彼女は「今回の楽曲では、音楽性よりメッセージを伝えたかった」とし、「“あなた”がいるからすべての瞬間が私には思い出で奇跡だということ」と紹介した。
そして「悲しみと痛みが多い時代。避けられない悲劇があまりにも多い。しかし痛みも自分の“財産”だと考えてみてはどうだろう。前に進むと誰かが自分にとって奇跡になる可能性があり、私も誰かにとっての奇跡になりえる」と付け加えた。
ソヒャンは「困難を経験してこそ、誰が自分にとって大切な人なのか分かるという言葉がある」とし、「私の歌を聴く方々が、そんな宝石のような人に出会う勇敢な愛をしてほしい」と述べた。
シングル「Letter」には、収録曲として「Amazing Grace」も盛り込まれた。
CCM(コンテンポラリー・クリスチャンミュージック)歌手としてキャリアをスタートさせた彼女が、今まで幾度となく歌ってきたこの有名な聖歌を、なぜこの2022年9月リリースするのか気になった。彼女と会話をしながらこの疑問は、雪解けのように自然と消えた。
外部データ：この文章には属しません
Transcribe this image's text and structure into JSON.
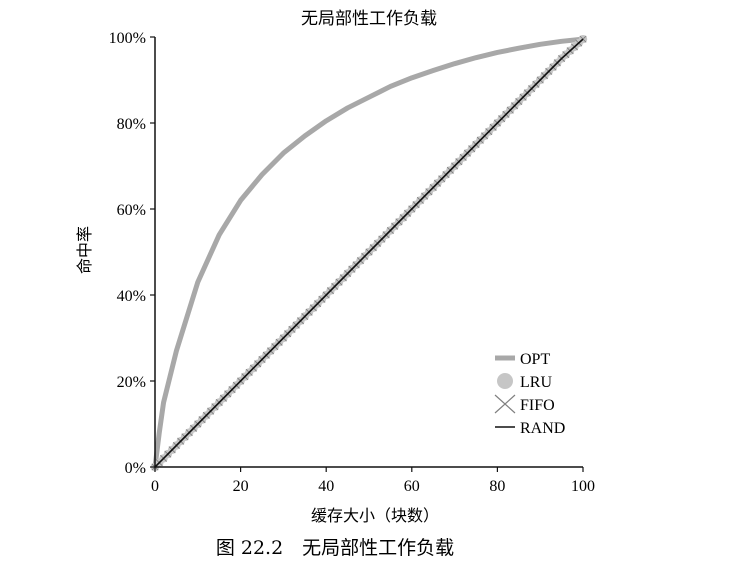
{
  "chart_data": {
    "type": "line",
    "title": "无局部性工作负载",
    "xlabel": "缓存大小（块数）",
    "ylabel": "命中率",
    "xlim": [
      0,
      100
    ],
    "ylim": [
      0,
      100
    ],
    "x_ticks": [
      "0",
      "20",
      "40",
      "60",
      "80",
      "100"
    ],
    "y_ticks": [
      "0%",
      "20%",
      "40%",
      "60%",
      "80%",
      "100%"
    ],
    "grid": false,
    "legend_position": "bottom-right",
    "x": [
      0,
      1,
      2,
      5,
      10,
      15,
      20,
      25,
      30,
      35,
      40,
      45,
      50,
      55,
      60,
      65,
      70,
      75,
      80,
      85,
      90,
      95,
      100
    ],
    "series": [
      {
        "name": "OPT",
        "color": "#a8a8a8",
        "values": [
          0,
          8,
          15,
          27,
          43,
          54,
          62,
          68,
          73,
          77,
          80.5,
          83.5,
          86,
          88.5,
          90.5,
          92.2,
          93.8,
          95.2,
          96.4,
          97.4,
          98.3,
          99.0,
          99.5
        ]
      },
      {
        "name": "LRU",
        "color": "#c6c6c6",
        "values": [
          0,
          1,
          2,
          5,
          10,
          15,
          20,
          25,
          30,
          35,
          40,
          45,
          50,
          55,
          60,
          65,
          70,
          75,
          80,
          85,
          90,
          95,
          99.5
        ]
      },
      {
        "name": "FIFO",
        "color": "#808080",
        "values": [
          0,
          1,
          2,
          5,
          10,
          15,
          20,
          25,
          30,
          35,
          40,
          45,
          50,
          55,
          60,
          65,
          70,
          75,
          80,
          85,
          90,
          95,
          99.5
        ]
      },
      {
        "name": "RAND",
        "color": "#111111",
        "values": [
          0,
          1,
          2,
          5,
          10,
          15,
          20,
          25,
          30,
          35,
          40,
          45,
          50,
          55,
          60,
          65,
          70,
          75,
          80,
          85,
          90,
          95,
          99.5
        ]
      }
    ]
  },
  "caption": "图 22.2　无局部性工作负载"
}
絶望と痛みを勇気で乗り越えたこの数年間の過程自体が、奇跡だったという“自己告白”なのだ。
彼女は「『Amazing Grace』をレコーディングしながら涙があふれた。痛みを経験したことが私にとっては祝福だと感じた。これまで経験したことが走馬灯のようによぎり、これまでの『Amazing Grace』よりも感激して胸がいっぱいになった」と明かした。